26 April 2016
The airline business is too complex for any individual as that you could check all aspects. That’s why I tend to believe in the basics being delivered and focus on understanding the things one should not take for granted. That is a mistake, as my experience as Privilege Club member of Qatar Airways has shown.
I remember my curiosity when discovering the concept of alliance some 20 years ago when they started to see the light of the day. The basic idea of seamless travel between partners with a special focus on the needs of frequent flyers was indeed compelling – and it has changed the way of travelling for frequent travellers indeed since then.
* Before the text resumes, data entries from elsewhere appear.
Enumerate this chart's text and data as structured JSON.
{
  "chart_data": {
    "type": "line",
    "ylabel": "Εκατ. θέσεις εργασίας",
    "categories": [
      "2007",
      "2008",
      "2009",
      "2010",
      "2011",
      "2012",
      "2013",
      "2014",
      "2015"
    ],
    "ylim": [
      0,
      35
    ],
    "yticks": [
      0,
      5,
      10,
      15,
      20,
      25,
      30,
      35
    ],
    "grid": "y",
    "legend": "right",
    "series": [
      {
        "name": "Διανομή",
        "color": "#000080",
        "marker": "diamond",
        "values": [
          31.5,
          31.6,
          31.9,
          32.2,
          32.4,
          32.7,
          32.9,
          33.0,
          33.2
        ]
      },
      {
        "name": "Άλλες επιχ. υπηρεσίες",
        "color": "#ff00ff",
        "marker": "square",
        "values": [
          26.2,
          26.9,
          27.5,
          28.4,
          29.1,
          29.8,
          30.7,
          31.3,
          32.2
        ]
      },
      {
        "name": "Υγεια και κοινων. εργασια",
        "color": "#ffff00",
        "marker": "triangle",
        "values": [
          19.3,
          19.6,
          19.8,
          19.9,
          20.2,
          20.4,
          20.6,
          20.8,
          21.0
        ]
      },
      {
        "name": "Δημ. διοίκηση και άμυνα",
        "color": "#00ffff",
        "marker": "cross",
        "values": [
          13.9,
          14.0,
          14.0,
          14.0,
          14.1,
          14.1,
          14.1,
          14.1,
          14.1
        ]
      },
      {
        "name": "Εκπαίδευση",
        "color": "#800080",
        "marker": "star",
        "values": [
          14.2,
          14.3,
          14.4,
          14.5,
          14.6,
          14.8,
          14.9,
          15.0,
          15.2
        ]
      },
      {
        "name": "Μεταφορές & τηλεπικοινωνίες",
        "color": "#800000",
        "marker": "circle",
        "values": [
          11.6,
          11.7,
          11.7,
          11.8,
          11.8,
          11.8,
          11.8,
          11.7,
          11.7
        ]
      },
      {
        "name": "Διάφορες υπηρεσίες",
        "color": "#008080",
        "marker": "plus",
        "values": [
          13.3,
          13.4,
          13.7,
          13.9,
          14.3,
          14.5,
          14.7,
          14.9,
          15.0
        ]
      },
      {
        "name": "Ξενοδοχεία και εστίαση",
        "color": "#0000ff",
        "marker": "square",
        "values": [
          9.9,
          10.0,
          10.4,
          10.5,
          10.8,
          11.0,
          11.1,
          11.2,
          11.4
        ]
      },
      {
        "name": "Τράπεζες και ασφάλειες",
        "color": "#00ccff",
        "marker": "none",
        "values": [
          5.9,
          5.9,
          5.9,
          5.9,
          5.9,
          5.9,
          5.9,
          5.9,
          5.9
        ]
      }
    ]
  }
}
It became quickly obvious what you could expect from these alliances, such as mileage accrual and redemption across all partners or status recognition, and what kind of benefits were rather limited to specific partners, such as bonus miles, complementary upgrades or even mileage upgrades (SkyTeam – will you ever resume the work to offer this across the alliance??). And although all three alliances have considerably grown from the initial 5 or 6 founding members they had in the nineties, these basics have not really changed since then. [Etihad, stop being upset – but really nobody in the industry counts your construct as alliance. So three IS the right number!]
That’s at least what I thought until the other day when I came to the point to redeem my miles from Qatar Airways’ Privilege Club, one of the latest oneworld members since late 2013. Understanding the finances of FFPs, I obviously know that airlines try to steer award demand as much as possible to the own airline in order to avoid corresponding payments for award flights to partners. But the appropriate balance needs to be found between that legitimate objective and a certain level of customer friendliness. If the own airline has no availability on the desired date, I would rather expect an airline to check availability on partner airlines on that date than suggesting to me a travel date two weeks earlier or later – and ideally even without a customer insisting too much on it as not every frequent flyer is necessarily familiar with the system as such.
For instance, if I want to fly, as Privilege Club member, from Paris to Hong Kong on oneworld, my first choice would obviously be Cathay’s nonstop service. If this is not possible, my next preference would be a connection at the European end of the journey, hence British Airways or Finnair. Qatar Airways with a 3-hour transfer connection in the middle of the night half way somewhere in the desert is definitely only my last resort – irrespectively of the high quality on-board product. Simply because I tend to sleep between midnight and 3am.
So when expressing this to the Privilege Club call center, I felt, to put it mildly, resistance. Only after insisting a bit harder, I’ve got a truly surprising reply: Privilege Club members would not be entitled to redeem miles on partners, where they could, even if only theoretically, fly on Qatar Airways. Hence on Paris to Hong Kong. Or on any British Airways flight from London to Asia.
Somewhat intrigued, I’ve continued my award investigation: Paris-New York on American, OpenSkies or British Airways – no, you have to fly on Qatar via Doha I was told, transforming a 7-hour journey into a 20-hour journey. Paris to Rio on Iberia – nope, please take Qatar Airways to Sao Paulo and there we will connect you to our (non-oneworld) partner Gol. No joke.
Qatar Airways confirmed to me later that this, of course, does not correspond at all to their official policy as they would, of course, provide award flights on any oneworld partner on all routes, but that I’ve became victim of an internal training issue in their call center. Fair enough, but am I supposed to ask next time when I get a strange or just unsatisfying reply from somebody “Is this true or do you have a training issue?”…
Ultimately, such experiences destroy a lot of confidence into the principle of alliances as such since customers would not necessarily question the replies they get from customer service, but simply turn their back to such programs.
While each of the alliances is preparing for its respective 20-year celebration, it might be a good time to get airlines aligned to the basic ideas and their delivery again. Anybody not delivering the basics in practice – not on paper – has no place in an alliance, as simple as that. Consistency is crucial for credibility as exceptions will otherwise kill the initial and valuable idea of alliances. And such issues are definitely not limited to my Qatar Airways experience, but occur with various carriers at all alliances.
This is even more crucial since there is still no true alternative to alliances at a global scale, in absence of the possibility to create true cross-border mergers. While some large airlines may put today a stronger strategic focus on bilateral partnerships such as joint ventures, alliances remain by far the most relevant form of cooperation for the majority of member airlines, delivering clear value to them. The alliance organisations are under obligation here to ensure that this continues to be the case.